Les outils logiciels existants recherchent sur Internet des images connues de pornographie juvénile qui ont déjà été signalées aux autorités.
Mais le produit de Two Hat scannera les images illégales au fur et à mesure qu’elles sont téléchargées, dans le but ultime d’empêcher qu’elles soient jamais publiées, a déclaré Brad Leitch, responsable du développement produit chez Two Hat.
Two Hat travaille avec des chercheurs de l’Université du Manitoba sur ce projet, qui est financé par Mitacs, un organisme gouvernemental qui met en relation des universitaires avec des chefs d’entreprise.
Les chercheurs de l’Université du Minnesota travaillent à la pointe de la vision par ordinateur, de l’apprentissage profond et des réseaux neuronaux convolutionnels, les trois principales technologies appliquées dans le projet.
Leur travail est particulièrement difficile, dit Priebe, car il est criminel de visionner des images d’abus sexuels sur enfants, alors ils entraînent des ordinateurs à reconnaître des images qu’eux-mêmes ne verront jamais.
Un résultat possible du projet est une application qui avertit les adolescents qu’ils s’apprêtent à télécharger une image inappropriée ou illégale depuis leur téléphone, tablette ou ordinateur.

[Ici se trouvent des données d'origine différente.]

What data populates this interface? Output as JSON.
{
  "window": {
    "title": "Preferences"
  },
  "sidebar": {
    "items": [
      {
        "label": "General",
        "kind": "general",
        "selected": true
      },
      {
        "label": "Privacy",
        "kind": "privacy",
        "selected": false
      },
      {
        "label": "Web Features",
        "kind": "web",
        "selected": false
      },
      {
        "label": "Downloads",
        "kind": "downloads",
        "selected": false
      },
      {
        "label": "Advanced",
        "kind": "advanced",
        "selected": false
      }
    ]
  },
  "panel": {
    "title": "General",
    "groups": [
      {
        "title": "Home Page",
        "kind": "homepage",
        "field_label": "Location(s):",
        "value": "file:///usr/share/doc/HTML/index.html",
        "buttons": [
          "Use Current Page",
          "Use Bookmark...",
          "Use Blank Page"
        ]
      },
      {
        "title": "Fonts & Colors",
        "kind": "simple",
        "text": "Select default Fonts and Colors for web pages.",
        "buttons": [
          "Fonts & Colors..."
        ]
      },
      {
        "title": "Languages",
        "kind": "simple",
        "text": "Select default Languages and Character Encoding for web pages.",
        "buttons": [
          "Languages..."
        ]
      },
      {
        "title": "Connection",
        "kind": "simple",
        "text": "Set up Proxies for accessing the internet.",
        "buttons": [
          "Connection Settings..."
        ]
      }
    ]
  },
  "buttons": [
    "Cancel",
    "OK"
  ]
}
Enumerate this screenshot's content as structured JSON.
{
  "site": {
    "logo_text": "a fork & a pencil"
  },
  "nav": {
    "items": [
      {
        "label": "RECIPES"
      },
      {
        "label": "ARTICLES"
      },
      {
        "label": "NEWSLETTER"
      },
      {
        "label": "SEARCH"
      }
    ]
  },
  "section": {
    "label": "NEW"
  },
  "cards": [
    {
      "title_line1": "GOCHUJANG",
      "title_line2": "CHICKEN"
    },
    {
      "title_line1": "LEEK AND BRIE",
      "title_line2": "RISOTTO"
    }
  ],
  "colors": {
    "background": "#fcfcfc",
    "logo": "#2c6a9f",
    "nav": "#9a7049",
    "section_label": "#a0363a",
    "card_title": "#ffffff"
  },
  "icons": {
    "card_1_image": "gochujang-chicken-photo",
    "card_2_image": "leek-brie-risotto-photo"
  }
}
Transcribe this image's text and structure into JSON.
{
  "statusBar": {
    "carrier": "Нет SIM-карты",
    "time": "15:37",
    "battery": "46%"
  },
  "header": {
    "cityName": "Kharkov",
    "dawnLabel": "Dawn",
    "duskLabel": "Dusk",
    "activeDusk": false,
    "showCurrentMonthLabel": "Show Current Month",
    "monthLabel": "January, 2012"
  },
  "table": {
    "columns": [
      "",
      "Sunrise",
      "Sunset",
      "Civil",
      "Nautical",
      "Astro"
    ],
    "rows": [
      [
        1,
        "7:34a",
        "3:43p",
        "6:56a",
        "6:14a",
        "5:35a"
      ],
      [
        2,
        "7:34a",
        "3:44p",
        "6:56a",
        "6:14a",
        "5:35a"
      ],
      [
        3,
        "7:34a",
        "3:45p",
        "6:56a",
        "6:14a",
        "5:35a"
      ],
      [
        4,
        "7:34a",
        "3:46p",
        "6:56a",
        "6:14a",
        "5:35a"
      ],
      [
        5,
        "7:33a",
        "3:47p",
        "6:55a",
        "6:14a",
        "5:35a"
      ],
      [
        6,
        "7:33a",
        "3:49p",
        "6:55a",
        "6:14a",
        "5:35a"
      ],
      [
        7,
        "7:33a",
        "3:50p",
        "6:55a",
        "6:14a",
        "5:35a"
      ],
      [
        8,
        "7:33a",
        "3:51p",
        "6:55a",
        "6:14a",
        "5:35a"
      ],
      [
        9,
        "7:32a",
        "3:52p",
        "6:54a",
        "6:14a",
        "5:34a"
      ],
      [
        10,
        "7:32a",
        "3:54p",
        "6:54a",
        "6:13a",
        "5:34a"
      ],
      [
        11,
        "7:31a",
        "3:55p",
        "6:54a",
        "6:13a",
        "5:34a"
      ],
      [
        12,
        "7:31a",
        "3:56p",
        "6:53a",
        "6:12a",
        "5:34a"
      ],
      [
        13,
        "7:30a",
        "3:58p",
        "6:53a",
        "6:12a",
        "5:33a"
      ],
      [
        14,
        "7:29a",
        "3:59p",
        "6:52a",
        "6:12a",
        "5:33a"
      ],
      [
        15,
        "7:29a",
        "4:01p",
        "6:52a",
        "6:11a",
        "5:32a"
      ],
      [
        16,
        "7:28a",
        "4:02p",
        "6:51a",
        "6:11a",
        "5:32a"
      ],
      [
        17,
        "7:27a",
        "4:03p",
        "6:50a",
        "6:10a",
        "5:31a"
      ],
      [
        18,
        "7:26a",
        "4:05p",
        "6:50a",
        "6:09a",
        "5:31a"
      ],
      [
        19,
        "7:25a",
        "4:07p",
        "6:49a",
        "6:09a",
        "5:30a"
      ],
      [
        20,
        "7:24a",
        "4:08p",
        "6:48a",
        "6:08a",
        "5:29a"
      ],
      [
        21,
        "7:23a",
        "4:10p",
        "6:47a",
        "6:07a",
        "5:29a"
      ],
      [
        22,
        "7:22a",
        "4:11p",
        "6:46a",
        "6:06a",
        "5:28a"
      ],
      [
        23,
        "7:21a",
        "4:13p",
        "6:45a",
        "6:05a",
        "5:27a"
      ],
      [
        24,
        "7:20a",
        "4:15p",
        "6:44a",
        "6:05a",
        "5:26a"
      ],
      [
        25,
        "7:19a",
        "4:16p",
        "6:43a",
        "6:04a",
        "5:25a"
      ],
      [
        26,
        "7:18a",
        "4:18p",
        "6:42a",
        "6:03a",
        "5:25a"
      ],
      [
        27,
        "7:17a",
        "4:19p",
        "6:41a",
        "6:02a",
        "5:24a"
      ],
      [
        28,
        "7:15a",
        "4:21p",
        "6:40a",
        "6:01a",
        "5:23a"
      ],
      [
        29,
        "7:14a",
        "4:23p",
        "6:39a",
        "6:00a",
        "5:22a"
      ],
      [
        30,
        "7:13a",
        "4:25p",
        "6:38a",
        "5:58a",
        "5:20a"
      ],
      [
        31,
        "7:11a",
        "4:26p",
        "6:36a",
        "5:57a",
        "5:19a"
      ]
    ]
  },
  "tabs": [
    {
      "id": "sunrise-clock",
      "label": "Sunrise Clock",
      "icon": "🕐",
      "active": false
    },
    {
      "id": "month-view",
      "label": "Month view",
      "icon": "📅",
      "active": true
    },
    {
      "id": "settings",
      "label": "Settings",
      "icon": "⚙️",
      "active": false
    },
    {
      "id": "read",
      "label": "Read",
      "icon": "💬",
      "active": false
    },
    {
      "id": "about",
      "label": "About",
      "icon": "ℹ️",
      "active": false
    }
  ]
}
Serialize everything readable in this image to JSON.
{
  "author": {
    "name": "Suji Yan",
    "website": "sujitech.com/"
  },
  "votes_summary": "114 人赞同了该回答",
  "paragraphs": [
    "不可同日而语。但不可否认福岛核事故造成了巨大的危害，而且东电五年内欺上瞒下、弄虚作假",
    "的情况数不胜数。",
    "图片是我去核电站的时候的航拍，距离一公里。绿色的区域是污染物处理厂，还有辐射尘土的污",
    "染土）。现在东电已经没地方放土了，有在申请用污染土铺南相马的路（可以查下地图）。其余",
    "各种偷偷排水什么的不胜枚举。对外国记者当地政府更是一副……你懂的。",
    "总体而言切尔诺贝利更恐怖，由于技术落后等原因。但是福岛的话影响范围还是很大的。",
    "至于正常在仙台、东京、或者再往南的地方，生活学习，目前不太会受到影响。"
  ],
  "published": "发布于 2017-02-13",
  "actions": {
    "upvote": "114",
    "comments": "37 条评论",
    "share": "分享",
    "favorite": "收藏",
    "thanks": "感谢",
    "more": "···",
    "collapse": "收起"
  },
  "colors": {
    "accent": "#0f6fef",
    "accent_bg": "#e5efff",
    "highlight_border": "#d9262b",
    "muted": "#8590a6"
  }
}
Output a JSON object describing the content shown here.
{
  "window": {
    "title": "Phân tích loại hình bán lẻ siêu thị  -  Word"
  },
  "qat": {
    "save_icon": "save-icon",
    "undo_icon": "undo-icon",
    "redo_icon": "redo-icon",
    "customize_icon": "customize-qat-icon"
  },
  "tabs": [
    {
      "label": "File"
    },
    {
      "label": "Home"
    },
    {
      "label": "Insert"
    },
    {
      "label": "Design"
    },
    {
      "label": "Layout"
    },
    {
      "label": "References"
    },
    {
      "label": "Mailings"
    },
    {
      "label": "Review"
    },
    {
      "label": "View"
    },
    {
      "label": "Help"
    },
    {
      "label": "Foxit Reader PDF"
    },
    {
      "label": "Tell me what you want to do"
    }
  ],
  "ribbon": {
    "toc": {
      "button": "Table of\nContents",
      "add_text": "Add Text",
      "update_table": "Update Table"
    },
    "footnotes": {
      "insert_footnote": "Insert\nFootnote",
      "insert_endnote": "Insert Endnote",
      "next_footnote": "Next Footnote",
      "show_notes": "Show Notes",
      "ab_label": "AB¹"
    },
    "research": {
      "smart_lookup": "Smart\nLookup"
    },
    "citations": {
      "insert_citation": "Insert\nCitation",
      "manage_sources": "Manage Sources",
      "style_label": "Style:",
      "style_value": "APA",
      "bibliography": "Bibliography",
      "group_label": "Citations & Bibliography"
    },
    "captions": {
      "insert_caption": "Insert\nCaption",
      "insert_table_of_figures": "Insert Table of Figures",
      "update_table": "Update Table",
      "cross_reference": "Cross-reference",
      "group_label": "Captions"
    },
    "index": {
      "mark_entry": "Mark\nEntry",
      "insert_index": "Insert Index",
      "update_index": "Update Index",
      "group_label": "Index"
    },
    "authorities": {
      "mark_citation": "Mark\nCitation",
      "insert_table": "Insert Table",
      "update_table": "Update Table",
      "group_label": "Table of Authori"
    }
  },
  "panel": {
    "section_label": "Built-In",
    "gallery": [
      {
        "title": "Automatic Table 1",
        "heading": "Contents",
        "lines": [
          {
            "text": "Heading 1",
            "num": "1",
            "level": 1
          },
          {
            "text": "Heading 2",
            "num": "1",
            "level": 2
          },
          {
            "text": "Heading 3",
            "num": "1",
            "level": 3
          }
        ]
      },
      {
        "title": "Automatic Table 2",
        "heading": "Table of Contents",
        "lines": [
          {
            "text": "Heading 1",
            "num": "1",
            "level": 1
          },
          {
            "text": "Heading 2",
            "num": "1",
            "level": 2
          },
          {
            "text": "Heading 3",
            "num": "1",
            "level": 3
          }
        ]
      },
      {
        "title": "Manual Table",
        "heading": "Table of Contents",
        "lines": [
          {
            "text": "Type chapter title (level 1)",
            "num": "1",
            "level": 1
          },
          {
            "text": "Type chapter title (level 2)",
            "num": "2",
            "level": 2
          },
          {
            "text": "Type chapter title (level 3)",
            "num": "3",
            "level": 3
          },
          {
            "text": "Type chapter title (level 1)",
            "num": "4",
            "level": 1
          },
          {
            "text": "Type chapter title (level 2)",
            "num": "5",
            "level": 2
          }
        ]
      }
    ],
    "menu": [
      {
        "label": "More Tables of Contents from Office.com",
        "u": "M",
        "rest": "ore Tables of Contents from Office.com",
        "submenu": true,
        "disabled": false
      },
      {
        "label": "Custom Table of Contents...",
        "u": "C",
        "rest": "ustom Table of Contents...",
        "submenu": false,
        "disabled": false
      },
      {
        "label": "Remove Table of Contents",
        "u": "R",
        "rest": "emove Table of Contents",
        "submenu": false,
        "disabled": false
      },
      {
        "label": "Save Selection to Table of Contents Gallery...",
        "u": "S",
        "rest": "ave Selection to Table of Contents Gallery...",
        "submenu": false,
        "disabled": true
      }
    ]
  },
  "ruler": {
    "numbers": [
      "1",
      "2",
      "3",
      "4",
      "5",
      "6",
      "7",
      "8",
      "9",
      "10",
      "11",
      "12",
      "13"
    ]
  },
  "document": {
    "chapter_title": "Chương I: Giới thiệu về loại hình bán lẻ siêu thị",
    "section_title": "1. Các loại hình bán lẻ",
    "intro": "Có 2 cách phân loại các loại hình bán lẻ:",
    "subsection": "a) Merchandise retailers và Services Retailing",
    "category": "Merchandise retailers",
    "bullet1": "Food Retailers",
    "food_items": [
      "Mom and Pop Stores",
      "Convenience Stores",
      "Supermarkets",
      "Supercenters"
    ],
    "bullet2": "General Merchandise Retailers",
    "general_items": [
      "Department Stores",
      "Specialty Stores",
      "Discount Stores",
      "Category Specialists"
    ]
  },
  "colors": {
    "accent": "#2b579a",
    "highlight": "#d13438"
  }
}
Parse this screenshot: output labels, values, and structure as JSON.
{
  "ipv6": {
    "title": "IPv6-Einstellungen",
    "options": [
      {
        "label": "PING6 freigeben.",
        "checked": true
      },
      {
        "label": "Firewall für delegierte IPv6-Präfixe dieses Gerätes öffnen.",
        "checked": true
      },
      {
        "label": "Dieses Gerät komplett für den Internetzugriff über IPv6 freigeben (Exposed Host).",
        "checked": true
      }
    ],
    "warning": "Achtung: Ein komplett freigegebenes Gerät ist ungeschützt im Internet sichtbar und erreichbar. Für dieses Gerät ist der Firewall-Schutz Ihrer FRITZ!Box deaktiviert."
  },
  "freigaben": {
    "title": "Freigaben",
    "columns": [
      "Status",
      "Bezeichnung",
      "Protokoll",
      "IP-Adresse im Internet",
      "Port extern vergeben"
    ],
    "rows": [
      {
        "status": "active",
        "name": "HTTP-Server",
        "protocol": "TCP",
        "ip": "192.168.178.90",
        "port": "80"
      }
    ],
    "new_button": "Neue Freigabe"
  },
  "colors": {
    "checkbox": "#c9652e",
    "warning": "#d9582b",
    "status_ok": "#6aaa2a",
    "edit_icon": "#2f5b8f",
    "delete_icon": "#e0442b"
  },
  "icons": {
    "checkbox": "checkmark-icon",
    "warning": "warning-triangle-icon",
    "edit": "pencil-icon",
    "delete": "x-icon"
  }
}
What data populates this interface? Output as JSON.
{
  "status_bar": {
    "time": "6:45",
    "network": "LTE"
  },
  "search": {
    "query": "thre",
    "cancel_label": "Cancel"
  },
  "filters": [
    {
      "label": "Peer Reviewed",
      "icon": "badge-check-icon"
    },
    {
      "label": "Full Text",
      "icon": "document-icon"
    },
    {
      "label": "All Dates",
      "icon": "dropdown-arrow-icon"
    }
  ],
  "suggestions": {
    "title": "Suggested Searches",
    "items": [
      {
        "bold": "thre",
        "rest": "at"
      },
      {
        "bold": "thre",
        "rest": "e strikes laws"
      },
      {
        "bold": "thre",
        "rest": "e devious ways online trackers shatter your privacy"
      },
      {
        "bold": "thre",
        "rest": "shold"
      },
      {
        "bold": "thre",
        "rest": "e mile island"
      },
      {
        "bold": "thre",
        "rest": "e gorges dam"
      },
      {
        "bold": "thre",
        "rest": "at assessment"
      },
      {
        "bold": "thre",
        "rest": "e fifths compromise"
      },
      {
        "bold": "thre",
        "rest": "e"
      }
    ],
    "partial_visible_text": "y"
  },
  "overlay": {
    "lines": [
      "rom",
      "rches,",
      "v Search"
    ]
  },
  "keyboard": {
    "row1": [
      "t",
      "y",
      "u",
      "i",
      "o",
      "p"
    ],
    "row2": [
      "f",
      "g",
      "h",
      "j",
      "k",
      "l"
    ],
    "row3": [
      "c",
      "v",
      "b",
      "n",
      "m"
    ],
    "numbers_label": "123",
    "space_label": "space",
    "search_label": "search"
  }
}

« Des études ont montré que si on peut rappeler aux adolescents les conséquences de leurs actes, il y a de fortes chances qu’ils ne le fassent pas », dit Priebe.
La GRC affirme qu’à l’échelle nationale, les signalements d’abus sexuels sur enfants ont doublé en 2015 puis de nouveau en 2016.
« C’est un problème mondial endémique », a déclaré le sergent Arnold Guerin du centre de la force pour les enfants disparus et exploités à Ottawa.
« La capacité de détecter et de catégoriser avec succès les nouveaux contenus sexuels sur enfants distribués sera un tournant dans notre lutte contre la victimisation en ligne des enfants », a-t-il déclaré.